Third, as recognized in the important work of the Mental Health Commission of Canada, discrimination and stigma are the major barriers to recovery. Current initiatives to reduce discrimination need to focus primarily on discrimination in the media, in education and the workplace, but first and foremost within the mental health system itself. Change is needed in public perceptions of mental illness, as greatly affecting the prospects of mental health consumers to advance their own recovery, and reclaim a place in society. We suggest, based on our review, that the anti-discrimination goal, currently Goal 7, be given second priority as more reflective of its importance. As well, the notions of social inclusion, and recovery as a societal responsibility, need to be incorporated into mental health promotion campaigns.

Conclusion

This type of analysis has both strengths and limitations. It is one of the few known attempts to provide an overview of policies on recovery in Commonwealth countries, where health systems operate in political contexts similar to the Canadian system. The importance of policy cannot be overstated, as it sets the orientation for service delivery at all levels of the system. Our analysis focuses on primary documents, which provide guidelines for anyone interested in issues such as developing workforce competencies and standards, promoting consumer leadership or organizing anti-discrimination activities. It should be recognized, however, that policy does not guarantee results, and our analysis does not include implementation or evaluation studies on recovery and system reform. Our sources tell us little about outcomes, particularly at the regional and local levels. Research in these areas is urgently needed. As well, our analysis is limited to three countries. Future research should focus on mental health reform in other nations, for example the incorporation of recovery at the state level in the US since publication of the President’s New Freedom Commission (2003).

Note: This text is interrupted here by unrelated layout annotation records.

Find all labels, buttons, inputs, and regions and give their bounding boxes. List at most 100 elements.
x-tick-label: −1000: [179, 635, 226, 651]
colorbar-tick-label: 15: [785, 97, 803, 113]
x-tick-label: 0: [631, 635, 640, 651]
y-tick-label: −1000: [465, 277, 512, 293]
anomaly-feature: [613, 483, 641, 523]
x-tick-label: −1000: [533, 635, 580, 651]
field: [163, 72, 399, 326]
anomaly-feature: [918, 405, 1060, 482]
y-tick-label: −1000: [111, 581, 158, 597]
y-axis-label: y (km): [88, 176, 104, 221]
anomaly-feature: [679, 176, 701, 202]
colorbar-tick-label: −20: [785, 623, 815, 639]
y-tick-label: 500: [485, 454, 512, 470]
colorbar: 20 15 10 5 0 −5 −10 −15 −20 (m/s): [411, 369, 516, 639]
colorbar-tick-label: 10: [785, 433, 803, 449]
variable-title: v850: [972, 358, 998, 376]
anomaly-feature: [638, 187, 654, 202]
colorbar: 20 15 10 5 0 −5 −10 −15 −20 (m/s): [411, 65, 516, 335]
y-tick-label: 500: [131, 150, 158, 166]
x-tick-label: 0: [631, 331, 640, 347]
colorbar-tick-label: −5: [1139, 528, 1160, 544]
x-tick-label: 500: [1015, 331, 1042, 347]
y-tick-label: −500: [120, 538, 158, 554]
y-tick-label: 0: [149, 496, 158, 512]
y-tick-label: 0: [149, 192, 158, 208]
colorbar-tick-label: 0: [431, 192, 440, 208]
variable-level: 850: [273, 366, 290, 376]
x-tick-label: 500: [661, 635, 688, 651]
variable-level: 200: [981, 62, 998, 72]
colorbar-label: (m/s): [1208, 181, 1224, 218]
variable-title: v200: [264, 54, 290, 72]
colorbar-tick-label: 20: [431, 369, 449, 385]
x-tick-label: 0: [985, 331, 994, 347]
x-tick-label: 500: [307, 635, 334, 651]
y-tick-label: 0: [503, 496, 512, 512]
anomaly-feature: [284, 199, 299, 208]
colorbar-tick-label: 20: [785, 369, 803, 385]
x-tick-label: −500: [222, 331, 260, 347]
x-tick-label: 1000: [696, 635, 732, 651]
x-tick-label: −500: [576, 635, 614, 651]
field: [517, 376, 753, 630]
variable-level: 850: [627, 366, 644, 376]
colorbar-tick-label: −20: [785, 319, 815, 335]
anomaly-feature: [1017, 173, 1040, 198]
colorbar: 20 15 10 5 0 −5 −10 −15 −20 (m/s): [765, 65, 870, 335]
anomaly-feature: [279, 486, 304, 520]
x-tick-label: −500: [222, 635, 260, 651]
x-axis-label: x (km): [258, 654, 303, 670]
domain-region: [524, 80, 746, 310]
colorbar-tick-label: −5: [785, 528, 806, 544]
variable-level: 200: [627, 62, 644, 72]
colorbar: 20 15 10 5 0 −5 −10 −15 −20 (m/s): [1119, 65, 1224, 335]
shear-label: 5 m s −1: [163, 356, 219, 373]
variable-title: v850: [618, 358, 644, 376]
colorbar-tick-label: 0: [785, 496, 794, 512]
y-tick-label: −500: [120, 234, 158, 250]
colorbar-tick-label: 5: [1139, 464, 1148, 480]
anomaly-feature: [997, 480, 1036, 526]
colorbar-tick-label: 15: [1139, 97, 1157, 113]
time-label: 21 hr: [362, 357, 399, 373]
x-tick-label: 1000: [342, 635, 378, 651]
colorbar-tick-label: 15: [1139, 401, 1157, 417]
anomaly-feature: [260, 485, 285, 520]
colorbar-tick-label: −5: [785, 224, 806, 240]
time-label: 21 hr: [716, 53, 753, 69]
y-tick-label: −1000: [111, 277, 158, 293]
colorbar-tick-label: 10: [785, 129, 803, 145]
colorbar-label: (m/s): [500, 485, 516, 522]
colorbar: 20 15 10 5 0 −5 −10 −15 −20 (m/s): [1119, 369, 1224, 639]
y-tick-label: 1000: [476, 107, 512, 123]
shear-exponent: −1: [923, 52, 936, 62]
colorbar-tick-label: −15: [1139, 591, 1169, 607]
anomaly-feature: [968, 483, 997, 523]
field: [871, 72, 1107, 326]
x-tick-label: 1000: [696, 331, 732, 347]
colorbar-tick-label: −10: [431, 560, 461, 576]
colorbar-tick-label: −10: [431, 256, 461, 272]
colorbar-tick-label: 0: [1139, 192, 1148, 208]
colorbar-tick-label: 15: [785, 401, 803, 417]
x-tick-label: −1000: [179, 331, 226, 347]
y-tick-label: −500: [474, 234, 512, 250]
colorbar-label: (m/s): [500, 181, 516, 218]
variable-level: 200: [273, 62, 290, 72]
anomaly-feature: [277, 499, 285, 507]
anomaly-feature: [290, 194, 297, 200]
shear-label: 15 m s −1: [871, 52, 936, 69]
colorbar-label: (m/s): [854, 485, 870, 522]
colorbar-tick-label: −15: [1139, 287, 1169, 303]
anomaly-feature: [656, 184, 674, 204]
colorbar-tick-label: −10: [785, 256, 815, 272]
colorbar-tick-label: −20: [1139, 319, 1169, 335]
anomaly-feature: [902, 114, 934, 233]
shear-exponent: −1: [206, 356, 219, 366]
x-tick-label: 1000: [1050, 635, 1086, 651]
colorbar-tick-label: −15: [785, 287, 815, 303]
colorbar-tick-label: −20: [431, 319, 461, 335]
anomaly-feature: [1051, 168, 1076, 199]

Canadian policy makers and administrators can learn from the experiences of other Commonwealth countries engaged in mental health reform and the paradigm shift to recovery. As this review demonstrates, progress in the transition to recovery-oriented systems has been uneven, and has required at least a decade in order to put the necessary structures in place, train national workforces, develop consumer leadership, and change public perceptions about mental illness. It is encouraging to note that the priorities of the Kirby Report, and activities of the Mental Health Commission of Canada, closely mirror initiatives taken abroad to promote recovery. Experience elsewhere confirms the importance of continuing our efforts to position recovery at the forefront of change in the Canadian mental health system.